J. J. Thomson

Joseph John Thomson (often JJ Thomson, born December 18, 1856 in Cheetham Hill in Manchester, † August 30 1940 in Cambridge ) was a British physicist and Nobel laureate in physics. He discovered the electron in 1897.

Life

Joseph John Thomson was born in 1856, the son of Scottish parents near Manchester. His father was a bookseller. He attended from 1870, the Owen College in Manchester, which gave him a good scientific education. By the will of his parents he should become an engineer and study in a locomotive factory. But after the death of his father in 1873 were dashed these plans, since the funds were missing it. From 1876 he studied at Trinity College, University of Cambridge mathematics and physics, graduating with a Second Wrangler in the Tripos examinations in mathematics in 1880 (according to the bachelor's degree ). Also, the competition for the Smith Prize, which he received in 1880, he cut off in second. 1883 followed by the master's degree, at the same time he won the 1882 Adams Prize. In 1884 he received the prestigious Cavendish Professor of Physics at Cambridge who Lord Rayleigh held. On January 22, 1890 he married Rose Elizabeth Paget, one of the first researchers in the Cavendish Laboratory. They had two children, Joan Paget Thomson and George Paget Thomson, another Nobel Prize winner. Thomson himself was described as clumsy. He supervised the experiments and gave instructions. His assistants and students, but they tried to keep him from conducting the experiments. One of his students was Ernest Rutherford, who later received a Nobel Prize in Chemistry.

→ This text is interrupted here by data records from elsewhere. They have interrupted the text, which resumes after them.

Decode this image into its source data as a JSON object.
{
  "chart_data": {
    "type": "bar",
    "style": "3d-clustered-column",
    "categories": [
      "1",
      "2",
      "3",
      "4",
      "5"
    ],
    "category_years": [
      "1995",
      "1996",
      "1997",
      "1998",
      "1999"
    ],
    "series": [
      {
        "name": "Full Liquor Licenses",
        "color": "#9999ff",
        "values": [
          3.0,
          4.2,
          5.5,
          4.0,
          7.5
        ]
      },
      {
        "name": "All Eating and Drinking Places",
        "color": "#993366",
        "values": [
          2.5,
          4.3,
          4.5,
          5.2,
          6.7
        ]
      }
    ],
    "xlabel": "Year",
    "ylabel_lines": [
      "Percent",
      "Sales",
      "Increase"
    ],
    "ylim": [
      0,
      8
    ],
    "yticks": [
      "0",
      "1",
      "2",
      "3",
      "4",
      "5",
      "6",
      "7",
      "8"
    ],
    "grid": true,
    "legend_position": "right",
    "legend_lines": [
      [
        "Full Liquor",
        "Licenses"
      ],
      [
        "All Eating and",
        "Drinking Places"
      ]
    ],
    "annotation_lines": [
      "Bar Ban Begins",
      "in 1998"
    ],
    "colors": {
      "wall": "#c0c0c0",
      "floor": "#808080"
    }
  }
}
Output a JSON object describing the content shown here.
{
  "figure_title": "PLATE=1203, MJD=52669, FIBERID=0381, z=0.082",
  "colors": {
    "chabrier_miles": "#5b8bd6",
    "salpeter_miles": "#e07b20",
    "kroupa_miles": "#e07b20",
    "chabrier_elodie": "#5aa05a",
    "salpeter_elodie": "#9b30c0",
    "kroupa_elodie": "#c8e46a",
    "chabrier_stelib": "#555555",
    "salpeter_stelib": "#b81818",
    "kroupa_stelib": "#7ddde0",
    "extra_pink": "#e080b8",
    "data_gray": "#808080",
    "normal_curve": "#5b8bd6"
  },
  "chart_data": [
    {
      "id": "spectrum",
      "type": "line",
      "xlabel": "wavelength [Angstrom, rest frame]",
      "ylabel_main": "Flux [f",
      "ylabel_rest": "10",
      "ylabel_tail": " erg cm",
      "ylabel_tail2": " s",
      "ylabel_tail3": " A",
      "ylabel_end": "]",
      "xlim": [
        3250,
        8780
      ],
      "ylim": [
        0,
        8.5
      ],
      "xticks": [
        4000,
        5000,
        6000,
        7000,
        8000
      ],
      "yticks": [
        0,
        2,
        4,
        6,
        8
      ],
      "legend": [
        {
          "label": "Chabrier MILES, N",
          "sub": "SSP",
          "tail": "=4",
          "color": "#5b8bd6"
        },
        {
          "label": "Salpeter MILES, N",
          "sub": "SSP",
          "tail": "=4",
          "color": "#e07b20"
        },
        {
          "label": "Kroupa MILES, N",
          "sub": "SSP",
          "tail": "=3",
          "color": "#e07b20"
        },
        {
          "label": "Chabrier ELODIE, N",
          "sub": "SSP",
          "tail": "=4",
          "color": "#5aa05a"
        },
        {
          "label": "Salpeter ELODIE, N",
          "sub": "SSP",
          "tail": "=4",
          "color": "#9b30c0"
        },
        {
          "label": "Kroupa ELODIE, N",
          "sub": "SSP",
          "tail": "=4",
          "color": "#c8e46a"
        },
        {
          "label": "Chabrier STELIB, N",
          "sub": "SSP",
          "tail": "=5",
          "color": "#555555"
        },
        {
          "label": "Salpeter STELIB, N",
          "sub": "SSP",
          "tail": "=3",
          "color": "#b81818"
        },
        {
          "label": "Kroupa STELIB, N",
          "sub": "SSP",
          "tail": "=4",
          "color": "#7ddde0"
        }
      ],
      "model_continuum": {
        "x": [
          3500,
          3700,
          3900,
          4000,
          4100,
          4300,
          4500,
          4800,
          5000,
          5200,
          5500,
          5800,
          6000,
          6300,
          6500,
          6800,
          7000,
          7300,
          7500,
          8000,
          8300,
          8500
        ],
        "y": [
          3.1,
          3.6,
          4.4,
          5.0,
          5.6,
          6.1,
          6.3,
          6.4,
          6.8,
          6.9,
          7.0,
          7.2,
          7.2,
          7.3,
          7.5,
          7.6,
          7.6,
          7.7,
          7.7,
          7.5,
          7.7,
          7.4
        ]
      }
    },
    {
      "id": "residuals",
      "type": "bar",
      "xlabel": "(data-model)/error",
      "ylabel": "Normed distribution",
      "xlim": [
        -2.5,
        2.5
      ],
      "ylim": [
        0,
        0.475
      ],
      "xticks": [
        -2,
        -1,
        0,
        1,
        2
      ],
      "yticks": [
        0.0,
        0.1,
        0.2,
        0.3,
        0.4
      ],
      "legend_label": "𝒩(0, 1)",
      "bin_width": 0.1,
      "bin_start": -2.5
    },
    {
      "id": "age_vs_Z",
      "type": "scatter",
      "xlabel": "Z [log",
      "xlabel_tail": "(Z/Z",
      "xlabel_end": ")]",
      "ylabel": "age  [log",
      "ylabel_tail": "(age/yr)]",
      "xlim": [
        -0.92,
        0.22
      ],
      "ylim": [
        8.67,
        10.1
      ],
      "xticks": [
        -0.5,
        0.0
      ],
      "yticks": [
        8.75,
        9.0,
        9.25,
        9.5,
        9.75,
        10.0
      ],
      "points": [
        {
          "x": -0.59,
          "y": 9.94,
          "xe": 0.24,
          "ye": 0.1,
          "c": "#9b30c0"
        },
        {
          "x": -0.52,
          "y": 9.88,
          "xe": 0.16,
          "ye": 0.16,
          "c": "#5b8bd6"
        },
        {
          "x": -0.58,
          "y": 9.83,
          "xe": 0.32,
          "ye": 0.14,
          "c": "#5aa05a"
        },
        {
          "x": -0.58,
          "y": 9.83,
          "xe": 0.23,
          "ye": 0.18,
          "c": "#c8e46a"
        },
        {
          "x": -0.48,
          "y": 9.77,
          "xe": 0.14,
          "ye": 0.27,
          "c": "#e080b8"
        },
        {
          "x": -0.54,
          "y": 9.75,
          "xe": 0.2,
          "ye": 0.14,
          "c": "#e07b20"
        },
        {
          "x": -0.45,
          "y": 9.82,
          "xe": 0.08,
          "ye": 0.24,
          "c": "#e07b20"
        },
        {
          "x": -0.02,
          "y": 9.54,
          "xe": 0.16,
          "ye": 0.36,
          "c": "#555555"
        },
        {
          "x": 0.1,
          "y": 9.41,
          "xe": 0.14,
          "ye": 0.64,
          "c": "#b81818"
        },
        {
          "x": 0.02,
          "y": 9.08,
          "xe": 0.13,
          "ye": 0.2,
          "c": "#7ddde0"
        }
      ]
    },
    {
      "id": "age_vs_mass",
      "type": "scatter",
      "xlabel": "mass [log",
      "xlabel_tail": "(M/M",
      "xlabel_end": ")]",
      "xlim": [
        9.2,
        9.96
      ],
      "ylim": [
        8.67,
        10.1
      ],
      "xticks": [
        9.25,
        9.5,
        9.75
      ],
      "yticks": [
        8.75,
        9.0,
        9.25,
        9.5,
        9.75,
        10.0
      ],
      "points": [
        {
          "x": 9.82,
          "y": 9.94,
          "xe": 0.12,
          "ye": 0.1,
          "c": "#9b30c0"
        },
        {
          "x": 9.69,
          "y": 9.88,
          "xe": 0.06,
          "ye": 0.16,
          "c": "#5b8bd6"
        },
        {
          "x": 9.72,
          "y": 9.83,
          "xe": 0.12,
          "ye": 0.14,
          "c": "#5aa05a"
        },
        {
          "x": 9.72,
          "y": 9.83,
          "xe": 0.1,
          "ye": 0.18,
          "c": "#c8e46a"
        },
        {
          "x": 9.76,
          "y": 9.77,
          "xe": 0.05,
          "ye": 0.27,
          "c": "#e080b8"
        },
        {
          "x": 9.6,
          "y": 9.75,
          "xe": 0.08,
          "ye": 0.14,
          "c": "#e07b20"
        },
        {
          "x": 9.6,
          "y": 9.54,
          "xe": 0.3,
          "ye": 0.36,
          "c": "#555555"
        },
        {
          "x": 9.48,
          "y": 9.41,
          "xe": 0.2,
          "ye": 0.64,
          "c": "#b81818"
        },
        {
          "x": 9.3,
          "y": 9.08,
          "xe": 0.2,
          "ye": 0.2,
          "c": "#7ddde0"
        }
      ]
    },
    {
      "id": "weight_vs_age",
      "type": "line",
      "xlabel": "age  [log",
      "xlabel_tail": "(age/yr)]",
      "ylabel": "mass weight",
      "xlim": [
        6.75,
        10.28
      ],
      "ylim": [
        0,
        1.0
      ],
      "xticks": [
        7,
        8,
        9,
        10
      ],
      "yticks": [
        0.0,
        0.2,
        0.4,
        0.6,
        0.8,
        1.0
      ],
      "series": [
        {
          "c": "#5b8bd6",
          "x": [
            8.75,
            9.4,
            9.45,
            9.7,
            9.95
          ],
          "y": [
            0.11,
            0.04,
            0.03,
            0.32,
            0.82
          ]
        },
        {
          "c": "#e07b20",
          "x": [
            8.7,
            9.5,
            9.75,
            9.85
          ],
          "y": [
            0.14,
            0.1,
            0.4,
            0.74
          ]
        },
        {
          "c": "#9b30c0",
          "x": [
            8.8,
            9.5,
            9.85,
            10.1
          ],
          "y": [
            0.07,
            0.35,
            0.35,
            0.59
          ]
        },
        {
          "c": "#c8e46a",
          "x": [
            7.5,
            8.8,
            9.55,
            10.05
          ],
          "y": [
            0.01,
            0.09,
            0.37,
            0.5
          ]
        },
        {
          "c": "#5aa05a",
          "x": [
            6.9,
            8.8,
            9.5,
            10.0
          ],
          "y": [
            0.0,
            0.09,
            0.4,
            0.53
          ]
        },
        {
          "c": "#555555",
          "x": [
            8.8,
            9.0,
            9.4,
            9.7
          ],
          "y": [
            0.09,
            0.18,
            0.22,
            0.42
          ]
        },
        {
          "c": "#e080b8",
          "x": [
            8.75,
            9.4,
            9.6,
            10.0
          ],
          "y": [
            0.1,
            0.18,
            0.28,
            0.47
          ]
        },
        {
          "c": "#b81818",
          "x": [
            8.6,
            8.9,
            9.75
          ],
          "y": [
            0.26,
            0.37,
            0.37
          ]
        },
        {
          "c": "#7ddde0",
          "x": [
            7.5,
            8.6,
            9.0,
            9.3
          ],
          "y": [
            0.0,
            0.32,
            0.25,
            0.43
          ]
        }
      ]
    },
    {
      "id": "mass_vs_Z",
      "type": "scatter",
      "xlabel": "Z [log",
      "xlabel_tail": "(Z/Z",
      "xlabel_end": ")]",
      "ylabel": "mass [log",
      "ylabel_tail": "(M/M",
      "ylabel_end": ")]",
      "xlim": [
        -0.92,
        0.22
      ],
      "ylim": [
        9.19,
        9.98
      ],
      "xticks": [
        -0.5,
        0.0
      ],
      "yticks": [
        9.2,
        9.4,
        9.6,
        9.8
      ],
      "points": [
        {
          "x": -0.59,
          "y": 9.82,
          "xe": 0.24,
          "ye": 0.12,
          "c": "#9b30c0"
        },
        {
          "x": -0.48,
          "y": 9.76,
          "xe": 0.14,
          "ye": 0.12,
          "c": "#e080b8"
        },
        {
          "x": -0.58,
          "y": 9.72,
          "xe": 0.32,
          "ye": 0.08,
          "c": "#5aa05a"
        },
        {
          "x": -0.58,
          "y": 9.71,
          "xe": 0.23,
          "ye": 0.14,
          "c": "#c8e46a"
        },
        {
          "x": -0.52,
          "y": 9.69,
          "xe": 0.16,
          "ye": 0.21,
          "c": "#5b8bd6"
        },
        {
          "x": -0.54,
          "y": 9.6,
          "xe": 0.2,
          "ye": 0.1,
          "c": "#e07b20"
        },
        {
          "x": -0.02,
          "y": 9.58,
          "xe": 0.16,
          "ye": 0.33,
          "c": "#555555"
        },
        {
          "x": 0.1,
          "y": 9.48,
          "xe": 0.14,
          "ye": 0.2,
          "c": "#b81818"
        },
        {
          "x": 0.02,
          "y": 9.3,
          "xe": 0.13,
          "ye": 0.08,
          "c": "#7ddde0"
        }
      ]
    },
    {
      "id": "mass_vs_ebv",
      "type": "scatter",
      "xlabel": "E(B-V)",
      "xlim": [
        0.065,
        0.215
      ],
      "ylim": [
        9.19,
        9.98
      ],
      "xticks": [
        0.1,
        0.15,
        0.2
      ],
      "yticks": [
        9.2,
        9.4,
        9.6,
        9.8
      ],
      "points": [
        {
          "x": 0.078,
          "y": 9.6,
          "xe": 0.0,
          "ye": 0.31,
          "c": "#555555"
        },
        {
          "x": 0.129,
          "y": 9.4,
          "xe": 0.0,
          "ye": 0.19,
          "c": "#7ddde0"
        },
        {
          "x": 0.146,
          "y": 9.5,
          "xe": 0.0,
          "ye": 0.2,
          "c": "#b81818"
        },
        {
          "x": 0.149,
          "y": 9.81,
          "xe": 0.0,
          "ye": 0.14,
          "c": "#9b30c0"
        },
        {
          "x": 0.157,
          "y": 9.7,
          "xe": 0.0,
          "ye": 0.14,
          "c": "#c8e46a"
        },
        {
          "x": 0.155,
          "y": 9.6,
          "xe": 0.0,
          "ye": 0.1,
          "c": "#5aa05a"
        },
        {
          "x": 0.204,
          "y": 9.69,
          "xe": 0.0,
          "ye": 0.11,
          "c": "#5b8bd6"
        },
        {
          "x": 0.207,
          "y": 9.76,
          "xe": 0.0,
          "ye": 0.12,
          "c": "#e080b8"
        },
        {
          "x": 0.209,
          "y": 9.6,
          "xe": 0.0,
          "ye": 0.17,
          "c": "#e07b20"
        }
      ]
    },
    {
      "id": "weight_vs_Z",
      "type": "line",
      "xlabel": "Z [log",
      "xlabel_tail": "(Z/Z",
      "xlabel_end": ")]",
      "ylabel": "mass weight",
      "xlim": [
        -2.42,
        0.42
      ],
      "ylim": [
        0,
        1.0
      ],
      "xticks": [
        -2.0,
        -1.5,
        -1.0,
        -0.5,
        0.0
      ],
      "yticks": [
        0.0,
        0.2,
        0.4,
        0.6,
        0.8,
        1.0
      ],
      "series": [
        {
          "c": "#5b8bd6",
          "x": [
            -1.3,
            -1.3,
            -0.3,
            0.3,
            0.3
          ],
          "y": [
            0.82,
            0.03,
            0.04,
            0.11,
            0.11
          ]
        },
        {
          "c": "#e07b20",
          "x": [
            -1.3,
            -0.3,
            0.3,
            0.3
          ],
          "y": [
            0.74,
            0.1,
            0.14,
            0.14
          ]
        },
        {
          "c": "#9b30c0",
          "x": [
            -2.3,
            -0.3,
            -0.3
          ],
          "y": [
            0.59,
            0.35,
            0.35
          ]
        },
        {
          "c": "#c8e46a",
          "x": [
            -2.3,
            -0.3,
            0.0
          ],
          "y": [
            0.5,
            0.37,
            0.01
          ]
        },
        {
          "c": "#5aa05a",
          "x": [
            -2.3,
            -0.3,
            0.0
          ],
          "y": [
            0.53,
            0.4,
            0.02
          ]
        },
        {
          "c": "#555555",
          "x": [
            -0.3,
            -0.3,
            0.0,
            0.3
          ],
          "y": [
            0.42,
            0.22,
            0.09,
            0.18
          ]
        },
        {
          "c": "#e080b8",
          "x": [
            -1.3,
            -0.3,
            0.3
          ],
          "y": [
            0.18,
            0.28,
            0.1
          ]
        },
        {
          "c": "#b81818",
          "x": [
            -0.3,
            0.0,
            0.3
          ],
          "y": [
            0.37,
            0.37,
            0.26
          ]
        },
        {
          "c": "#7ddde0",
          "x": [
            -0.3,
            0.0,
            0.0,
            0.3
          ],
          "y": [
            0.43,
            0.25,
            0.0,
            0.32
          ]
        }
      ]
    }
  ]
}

From 1918 until his death in 1940 he was Head of Trinity College and from 1916 to 1920 president of the Royal Society. He was buried in Westminster Abbey ( near Sir Isaac Newton ).

Work

Thomson (along with John Henry Poynting, George Francis FitzGerald, Oliver Heaviside and Joseph Larmor ) one of those, which further developed the electrodynamics of James Clerk Maxwell. In 1880 he initiated (but only approximately ) the Lorentz force from. In 1881 he investigated the behavior of moving charges and thereby introduced the concept of electromagnetic mass one, that is, it discovered that the electromagnetic energy behaves as if it increased the mass of a body. And 1893 was Thomson derive the associated with the electromagnetic energy pulse.

By examining the cathode ray Thomson succeeded in 1897, the experimental evidence for the George Johnstone Stoney in 1874 predicted the existence of the electron (the electron already in 1892 a fundamental role in the theories of Hendrik Antoon Lorentz and Joseph Larmor played ). Thomson was able to demonstrate that moving electrons were distracted by a magnetic field. This was disputed by Heinrich Hertz earlier. However, Thomson possessed now on better vacuum pumps, so that he could work in his cathode -ray tube with a significantly lower pressure.

This was the first discovery of a subatomic particle. Based on the developed Thomson Thomson's atomic model (also called " raisin cake " or " plum pudding model"), after which the very small electrons are embedded inside atoms like raisins in a cake. This model, however, was later disproved by Ernest Rutherford ( Rutherford's scattering experiment ) and replaced by the Rutherford atomic model cal a concentrated core of positive charge, surrounded by a shell of negative charges.

1906 Thomson was able to show that the envelope of the hydrogen atom contains exactly one electron. In 1913 he succeeded through the study of canal rays of neon evidence for the existence of different heavy atomic nuclei of an element ( in this case, 20Ne and 22Ne ). This, inter alia, Frederick Soddy introduced the theory of isotopes ago. Thomson is also known for his contribution to the development of the mass spectrometer.

Honors

1884 Thomson was elected as a member ( "Fellow" ) to the Royal Society, in 1894, the Royal Medal, 1902, the Hughes Medal, and in 1914 awarded him the Copley Medal. In 1906 he was awarded for his research on the electrical conductivity of gases, the Nobel Prize for Physics. Thomson was knighted in 1908 and included in the Order of Merit in 1912.

Writings (selection )

  • Recollections and Reflections. G. Bell, London 1936 (online).